Regierungsnahe Kommentatoren sehen Ungarn als letzten Verteidiger traditioneller europäischer Werte. Ihr liberales Gegenüber dagegen wirft den ungarischen Regierungsparteien vor, an verstörenden strategischen Partnerschaftsplänen innerhalb und außerhalb der EU zu arbeiten.
Zsolt Bayer von Magyar Nemzet sieht die ungarische Regierung als eine der letzten Verteidigerinnen Europas. Nach Ansicht des regierungsnahen Kolumnisten „sind diejenigen, die keine religiöse, nationale oder sexuelle Identität haben, krank“. Der Westen habe die traditionellen Werte schon vor langer Zeit aufgegeben und wolle nunmehr Osteuropa seine fortschrittliche Ideologie, einschließlich der Homosexualität, aufzwingen. Dazu behaupte er fälschlicherweise, die von ihm vertretenen Werte seien „europäische Werte“. Die westlichen Progressiven wollten auf diese Weise die göttliche und biologische Ordnung entstellen und sie durch eine „abnorme, kranke und verzerrte“ Ideologie ersetzen, behauptet Bayer.
András Bencsik beschuldigt Großbritannien, Europa spalten zu wollen. Der Chefredakteur des Wochenmagazins Magyar Demokrata erinnert daran, dass die BBC dem öffentlichen ungarischen Fernsehen die Ausstrahlung eines Interviews mit Außenminister Péter Szijjártó untersagt habe. Szijjártó habe in dem Interview der Sendereihe Hard Talk das ungarische Gesetz gegen Kindesmissbrauch verteidigt, das von seinen Gegnern als Anti-LGBTQ-Gesetz bezeichnet wird.
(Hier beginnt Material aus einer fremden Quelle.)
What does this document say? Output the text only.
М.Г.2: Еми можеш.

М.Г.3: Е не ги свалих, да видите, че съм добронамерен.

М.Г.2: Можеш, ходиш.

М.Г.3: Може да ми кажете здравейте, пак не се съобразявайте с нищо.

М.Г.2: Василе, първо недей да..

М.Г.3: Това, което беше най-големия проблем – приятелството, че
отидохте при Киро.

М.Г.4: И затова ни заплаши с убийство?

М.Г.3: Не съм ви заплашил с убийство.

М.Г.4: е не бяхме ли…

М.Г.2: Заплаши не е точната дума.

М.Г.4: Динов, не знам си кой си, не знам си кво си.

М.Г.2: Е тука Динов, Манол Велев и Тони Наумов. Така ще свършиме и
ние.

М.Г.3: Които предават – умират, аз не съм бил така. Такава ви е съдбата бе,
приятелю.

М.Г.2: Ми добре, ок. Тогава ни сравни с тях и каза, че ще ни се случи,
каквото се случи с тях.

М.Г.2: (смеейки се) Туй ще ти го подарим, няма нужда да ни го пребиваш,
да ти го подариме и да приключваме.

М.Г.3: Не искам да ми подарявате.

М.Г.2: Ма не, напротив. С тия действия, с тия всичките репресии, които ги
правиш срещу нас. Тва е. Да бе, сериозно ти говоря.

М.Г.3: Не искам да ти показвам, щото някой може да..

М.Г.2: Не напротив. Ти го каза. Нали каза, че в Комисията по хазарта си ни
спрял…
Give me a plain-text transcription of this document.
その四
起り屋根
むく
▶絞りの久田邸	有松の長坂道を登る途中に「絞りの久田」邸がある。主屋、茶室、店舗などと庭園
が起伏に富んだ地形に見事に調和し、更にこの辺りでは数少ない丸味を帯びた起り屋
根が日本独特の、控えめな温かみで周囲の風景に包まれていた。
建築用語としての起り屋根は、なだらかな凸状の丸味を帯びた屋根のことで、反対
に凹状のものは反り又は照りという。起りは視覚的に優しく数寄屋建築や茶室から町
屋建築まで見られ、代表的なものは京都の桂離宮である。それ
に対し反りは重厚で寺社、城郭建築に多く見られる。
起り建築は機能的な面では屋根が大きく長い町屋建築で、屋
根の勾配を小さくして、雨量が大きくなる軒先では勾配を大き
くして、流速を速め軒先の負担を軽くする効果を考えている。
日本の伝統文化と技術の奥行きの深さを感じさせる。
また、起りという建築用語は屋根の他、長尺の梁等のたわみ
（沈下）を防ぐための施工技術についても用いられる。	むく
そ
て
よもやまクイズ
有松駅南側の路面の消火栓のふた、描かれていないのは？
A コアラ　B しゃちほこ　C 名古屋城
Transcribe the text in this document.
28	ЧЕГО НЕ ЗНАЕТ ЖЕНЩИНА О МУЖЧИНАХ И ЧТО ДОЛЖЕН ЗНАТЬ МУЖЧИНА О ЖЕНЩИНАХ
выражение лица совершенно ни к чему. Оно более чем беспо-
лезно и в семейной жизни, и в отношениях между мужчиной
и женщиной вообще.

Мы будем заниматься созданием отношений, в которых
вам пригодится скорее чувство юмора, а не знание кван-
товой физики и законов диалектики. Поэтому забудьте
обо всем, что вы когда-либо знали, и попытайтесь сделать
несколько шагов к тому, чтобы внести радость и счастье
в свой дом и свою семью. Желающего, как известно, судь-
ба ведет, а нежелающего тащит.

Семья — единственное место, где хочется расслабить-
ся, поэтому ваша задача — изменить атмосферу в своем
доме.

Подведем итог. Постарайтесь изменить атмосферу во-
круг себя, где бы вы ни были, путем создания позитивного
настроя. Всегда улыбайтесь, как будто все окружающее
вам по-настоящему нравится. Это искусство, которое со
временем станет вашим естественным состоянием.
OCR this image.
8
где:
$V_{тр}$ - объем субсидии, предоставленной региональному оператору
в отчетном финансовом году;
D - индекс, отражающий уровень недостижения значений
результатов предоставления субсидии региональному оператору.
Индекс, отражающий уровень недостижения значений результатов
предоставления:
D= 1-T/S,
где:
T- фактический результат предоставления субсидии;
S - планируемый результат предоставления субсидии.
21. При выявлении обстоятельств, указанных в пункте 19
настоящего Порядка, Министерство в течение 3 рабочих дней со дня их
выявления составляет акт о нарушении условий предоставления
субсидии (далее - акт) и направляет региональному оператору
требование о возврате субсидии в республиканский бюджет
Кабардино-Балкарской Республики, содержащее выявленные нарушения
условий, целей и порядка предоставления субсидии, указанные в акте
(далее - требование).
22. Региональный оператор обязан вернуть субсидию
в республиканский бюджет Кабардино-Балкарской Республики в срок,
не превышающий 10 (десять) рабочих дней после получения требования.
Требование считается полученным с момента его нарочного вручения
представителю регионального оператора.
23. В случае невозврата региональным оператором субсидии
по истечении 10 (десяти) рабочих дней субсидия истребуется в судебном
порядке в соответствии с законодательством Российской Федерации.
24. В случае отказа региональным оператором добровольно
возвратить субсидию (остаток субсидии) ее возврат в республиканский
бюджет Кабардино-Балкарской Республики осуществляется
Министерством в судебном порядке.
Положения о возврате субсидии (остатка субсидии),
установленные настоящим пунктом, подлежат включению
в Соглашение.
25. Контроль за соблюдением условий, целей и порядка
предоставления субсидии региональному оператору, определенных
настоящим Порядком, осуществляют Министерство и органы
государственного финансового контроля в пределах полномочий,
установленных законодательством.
Bencsik vermutet, dass die BBC die Ausstrahlung des Interviews aufgrund der überzeugenden Verteidigung des ungarischen Gesetzes durch den Außenminister nicht genehmigt habe. Der konservative Kolumnist versteigt sich gar zu der Behauptung, die BBC wolle die Ungarn nicht erkennen lassen, dass sie das Ziel einer „der Gehirnwäsche dienenden LGBTQ-Propagandakampagne“ seien, die von „liberalen und homosexuellen EU-Führern“ gesteuert werde. Indem sie Spannungen zwischen Ungarn und der EU schürten, würden die BBC und Großbritannien die Europäische Union zerschlagen wollen, anstatt die Demokratie zu verteidigen, schlussfolgert Bencsik.
Die ungarische Regierung schlage symbolische Ideologie-Schlachten, anstatt das Land richtig zu regieren, notiert der Chefredakteur von Élet és Irodalom, Zoltán Kovács. Der liberale Publizist ist der Meinung, dass die Regierung nicht in der Lage gewesen sei, die großen systemischen Probleme zu lösen, darunter die Reform des Gesundheitswesens. Zudem habe sie auch das Coronavirus nicht richtig in den Griff bekommen. Laut Kovács ist der ständige Kampf der Regierung mit der Europäischen Union Teil ihrer Bemühungen, einen Staatsfeind ausfindig zu machen und präzise zu lokalisieren. Die Konflikte des Fidesz innerhalb der EU würden dem ganzen Land schaden. Besonders beunruhigend sei, so Kovács, dass Ministerpräsident Orbán im Europäischen Parlament ein Bündnis „rechtsextremer und neonazistischer“ Parteien schmieden wolle und zugleich die Zusammenarbeit mit Russland und China suche.